Another approach is subsidized youth employment programs. These could include tax incentives for employers who hire teens or government-sponsored job training and apprenticeship programs. These programs not only offset the cost of higher wages but also help prepare teens for long-term employment.
Regional adjustments should also be considered. A $15 minimum wage may have very different effects in New York City versus a rural town in upstate New York. Allowing municipalities to tailor wage floors based on local economic conditions can improve policy precision.
Finally, policymakers should consider non-wage interventions to support teen employment. For example, encouraging flexible work schedules during school months, streamlining work permit processes for minors, and investing in transportation infrastructure can make it easier for teens to join the workforce.
Data transparency is another critical aspect. States should collect and publish more disaggregated employment data by age group, industry, and region to allow for more robust evaluations of policy impacts.
Overall, the evidence from this study suggests that blanket increases in minimum wage may have unintended consequences for youth employment, and that thoughtful, targeted strategies are needed to ensure inclusive economic growth.
Conclusion
Our analysis of California, Texas, and New York over the 2010–2020 period suggests a modest negative relationship between minimum wage increases and teenage employment. While causality cannot be definitively established in this study, the evidence points to an employment-reducing effect among teens as minimum wages rise. Further empirical work, particularly with richer datasets and more sophisticated econometric methods, is needed to fully understand this complex relationship.
This topic remains central to public policy debates, and understanding its nuances is vital for designing fair and effective labor regulations. A balanced approach that considers both income and employment effects is key to creating policies that benefit all workers, including the youngest and most vulnerable.
References
Neumark, D., & Wascher, W. (2007).
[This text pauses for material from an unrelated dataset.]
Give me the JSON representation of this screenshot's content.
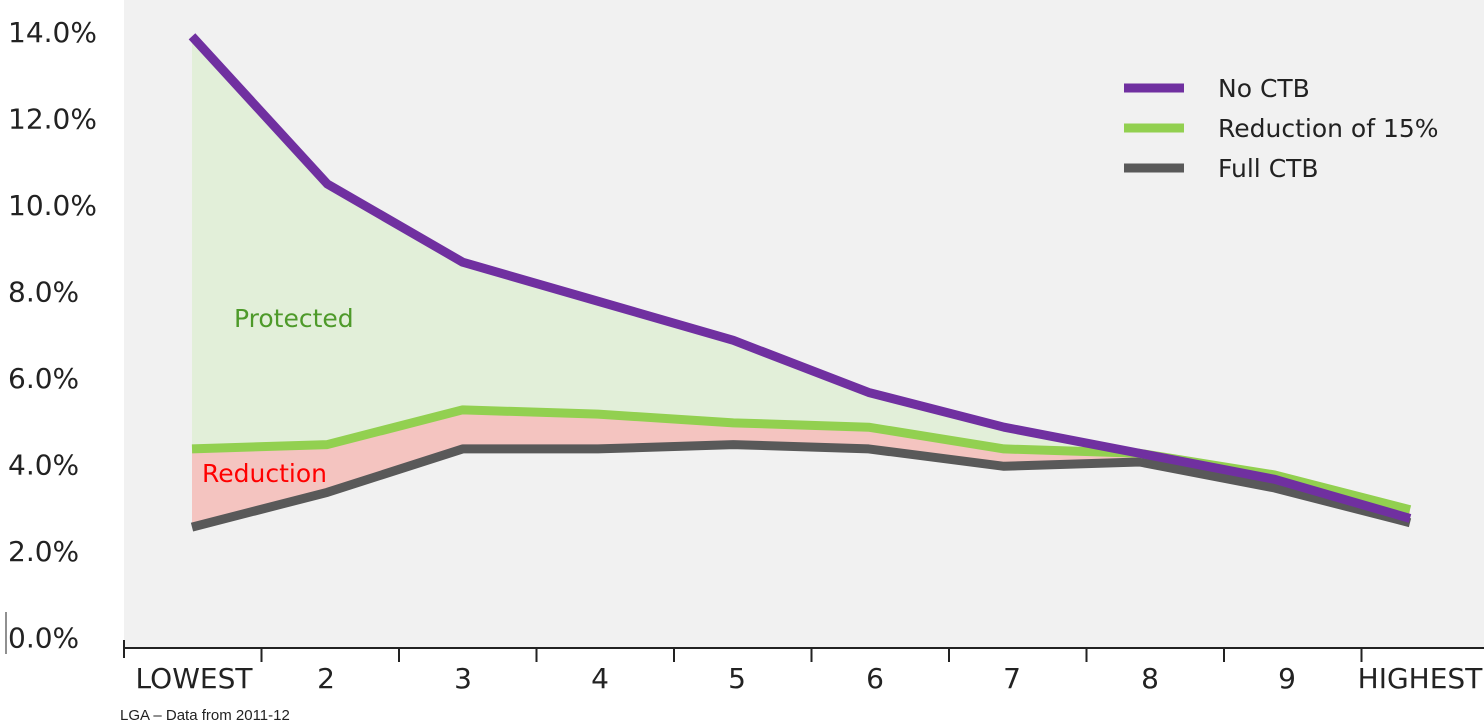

Minimum Wages and Employment. Foundations and Trends in Microeconomics.
Card, D., & Krueger, A. B. (1994). Minimum Wages and Employment: A Case Study of the Fast-Food Industry in New Jersey and Pennsylvania. American Economic Review.
Cengiz, D., Dube, A., Lindner, A., & Zipperer, B. (2019). The Effect of Minimum Wages on Low-Wage Jobs. Quarterly Journal of Economics.
U.S. Department of Labor. (2020). Minimum Wage Laws in the States.
Bureau of Labor Statistics. (Various years). Current Population Survey (CPS).